Consultations publiques

Demande d’autorisation de recours à un équivalent pour assurer le retour de déchets radioactifs issus du retraitement de combustibles usés allemands

publié le 8 juillet 2021

Conformément à l’article L. 123-19-2 du code de l’environnement, la décision d’autoriser le recours à un équivalent fait l’objet, préalablement, d’une procédure de participation du public. Celle-ci se déroulera du 8 au 22 juillet 2021 inclus. Cette autorisation est requise en vertu du code de l’environnement, notamment son article R. 542-33-3.

Le contexte :

La loi française interdit le stockage des déchets radioactifs en provenance de l’étranger sur le territoire français.
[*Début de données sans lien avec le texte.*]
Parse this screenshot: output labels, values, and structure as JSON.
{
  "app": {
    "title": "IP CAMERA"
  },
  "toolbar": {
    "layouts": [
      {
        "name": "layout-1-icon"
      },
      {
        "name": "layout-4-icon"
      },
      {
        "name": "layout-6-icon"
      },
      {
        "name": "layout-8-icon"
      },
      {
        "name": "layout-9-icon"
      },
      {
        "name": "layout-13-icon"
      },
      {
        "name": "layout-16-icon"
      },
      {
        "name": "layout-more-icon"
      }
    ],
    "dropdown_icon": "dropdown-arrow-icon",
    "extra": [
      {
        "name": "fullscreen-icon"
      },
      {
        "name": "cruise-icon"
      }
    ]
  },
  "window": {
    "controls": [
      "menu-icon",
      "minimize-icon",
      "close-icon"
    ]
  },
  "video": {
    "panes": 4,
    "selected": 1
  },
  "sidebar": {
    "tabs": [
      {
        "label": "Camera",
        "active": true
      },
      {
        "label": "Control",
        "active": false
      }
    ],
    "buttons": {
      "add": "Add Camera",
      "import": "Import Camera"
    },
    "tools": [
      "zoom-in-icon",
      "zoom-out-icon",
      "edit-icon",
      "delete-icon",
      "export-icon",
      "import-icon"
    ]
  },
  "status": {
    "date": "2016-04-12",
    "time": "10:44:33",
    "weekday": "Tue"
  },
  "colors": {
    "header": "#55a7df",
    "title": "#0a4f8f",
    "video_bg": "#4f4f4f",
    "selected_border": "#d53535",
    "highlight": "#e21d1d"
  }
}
Aussi, lorsque des combustibles usés étrangers sont retraités, il est nécessaire d’assurer le retour des déchets radioactifs issus du retraitement vers le pays d’origine ou d’un « équivalent » de ces déchets déterminé dans les conditions fixées à l’article R. 542-33-3 du code de l’environnement. Ces conditions reposent, d’une part, sur la nocivité des déchets concernés et, d’autre part, sur leurs masses. La détermination de leur nocivité est appréciée sur le fondement d’un indicateur représentatif de leur radiotoxicité pour l’homme sur le long terme.

Le recours à la règle d’équivalence nécessite une autorisation, demandée par l’exploitant chargé du retraitement au ministre chargé de l’énergie, qui est délivrée après consultation de l’Autorité de sûreté nucléaire (ASN) et accord de l’Etat concerné.

Les déchets correspondants doivent être réexpédiés dans les délais prévus par accord intergouvernemental.

Les objectifs :

Des opérations de retraitement de combustibles usés issus de réacteurs allemands ont été réalisées en France, sur le site de La Hague, jusqu’en 2008. L’accord intergouvernemental encadrant ces opérations prévoit la fin des ré-expéditions vers l’Allemagne des déchets de haute activité en 2011 et le renvoi des déchets de moyenne activité à vie longue au plus tard en 2024. Conformément aux engagements pris par les deux Parties, les déchets de haute activité, qui représentent plus de 97 % de l’activité importée, ont été expédiés en Allemagne entre 1996 et 2011. En revanche, des déchets de moyenne activité à vie longue restent à renvoyer.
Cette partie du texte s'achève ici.